In lean, waste is the enemy. Every bit of wasted time, effort, or resources pulls the company down and impedes its ability to achieve its goals. The eight wastes of lean are: Defects, Overproduction, Waiting, Non-Utilized Talent, Transportation, Inventory, Motion and Processing. The Starfleet Leadership Academy podcast episode DS9: Whispers covers these as well.
1) Defects – the quality of a product that doesn't meet the customer demand or specification. This is measured as Quality Loss and occurs anytime a defective item has to be reworked, repaired, returned or scrapped. DMAIC and DMADV are great methods use to resolve defects depending on how new or established a process is.
2) Overproduction – producing more goods or services than are needed by the customer, done in anticipation of future demand. It creates an excess inventory level which requires storage space and hides defects, resulting in lower quality products. Just-in-time production is one way to combat this loss.
3) Waiting – the amount of time the customer must wait for a product or service. Time losses include delays, equipment breakdowns and delivery shortages. The only way to combat this loss is to offer a better service that can be delivered faster and/or with higher quality, thus creating an improved standard of living.

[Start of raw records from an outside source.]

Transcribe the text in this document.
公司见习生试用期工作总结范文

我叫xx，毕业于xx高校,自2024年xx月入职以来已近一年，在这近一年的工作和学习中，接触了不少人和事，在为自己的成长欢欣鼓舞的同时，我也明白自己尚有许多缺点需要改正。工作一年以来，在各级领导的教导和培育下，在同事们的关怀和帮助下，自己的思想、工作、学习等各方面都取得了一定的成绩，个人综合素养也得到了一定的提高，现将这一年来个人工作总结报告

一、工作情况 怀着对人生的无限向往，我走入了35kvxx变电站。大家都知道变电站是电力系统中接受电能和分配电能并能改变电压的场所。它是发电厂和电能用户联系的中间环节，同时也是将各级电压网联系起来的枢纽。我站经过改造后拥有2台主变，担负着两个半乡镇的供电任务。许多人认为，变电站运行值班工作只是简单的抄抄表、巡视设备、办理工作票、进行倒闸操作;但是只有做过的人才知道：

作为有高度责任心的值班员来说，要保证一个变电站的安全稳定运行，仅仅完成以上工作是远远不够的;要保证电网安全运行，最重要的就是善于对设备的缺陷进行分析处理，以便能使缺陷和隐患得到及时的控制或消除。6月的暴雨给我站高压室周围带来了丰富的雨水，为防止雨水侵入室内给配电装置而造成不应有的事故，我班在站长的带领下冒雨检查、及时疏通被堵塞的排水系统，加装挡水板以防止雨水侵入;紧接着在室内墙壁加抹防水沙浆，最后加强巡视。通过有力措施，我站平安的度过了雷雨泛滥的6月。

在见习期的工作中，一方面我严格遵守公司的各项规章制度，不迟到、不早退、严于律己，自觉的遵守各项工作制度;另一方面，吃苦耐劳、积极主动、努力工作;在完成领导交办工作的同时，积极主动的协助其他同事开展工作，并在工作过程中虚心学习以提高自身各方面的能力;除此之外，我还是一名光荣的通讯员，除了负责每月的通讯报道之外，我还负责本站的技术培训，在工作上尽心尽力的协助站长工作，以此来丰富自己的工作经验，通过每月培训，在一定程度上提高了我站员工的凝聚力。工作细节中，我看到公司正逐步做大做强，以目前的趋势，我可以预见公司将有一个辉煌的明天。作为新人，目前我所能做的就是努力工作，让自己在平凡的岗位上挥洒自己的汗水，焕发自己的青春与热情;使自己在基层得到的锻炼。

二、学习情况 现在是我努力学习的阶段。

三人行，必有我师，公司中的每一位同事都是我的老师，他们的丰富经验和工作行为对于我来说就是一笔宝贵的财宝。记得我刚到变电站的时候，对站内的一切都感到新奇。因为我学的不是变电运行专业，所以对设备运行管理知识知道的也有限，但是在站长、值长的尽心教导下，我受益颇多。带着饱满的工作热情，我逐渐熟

4) Non-Utilized Talent – the workers' skills and talents that aren't being used to their fullest potential. This is a cardinal waste, in my opinion, because it wastes people. It is often caused by over-production/under-utilization of equipment and inflexible processes, so Lean must address both issues.
5) Transportation – moving materials or products from one location to another, either within a facility or from one facility to the next. Minimizing transportation time is important to reduce costs and improve flow, but it isn't always an easy task because of the unpredictability of product mix and volume, scheduling constraints, etc.
6) Inventory – anything that's produced or bought for future use. There are two types of inventory:
- Excess Inventory – more than what's needed for immediate customer demand, which can delay lead time and require additional space. It also hides defects because the product doesn't move through the system until it's ready for use (think stockrooms).
- Defective Inventory – there are two types of defective inventory: concealed damage (a car with a bent fender) and revealed damage (a car that's been involved in an accident). Just-In-Time is a great countermeasure for this loss.
7) Motion – any physical movement of people, machines or materials. Excessive motion wastes time and contributes to fatigue which tends to lower production quality while increasing worker errors. Lean's tools, such as Kanban and 5S, and my favorite - the spaghetti map, can help reduce this waste.
8) Processing – the time it takes to complete a simple task that does not add value to the product or service. This is where mistake proofing comes into play because by preventing defects you also reduce processing losses.
This list isn't complete and the actual number of wastes will vary depending on who you ask, but this provides an overview.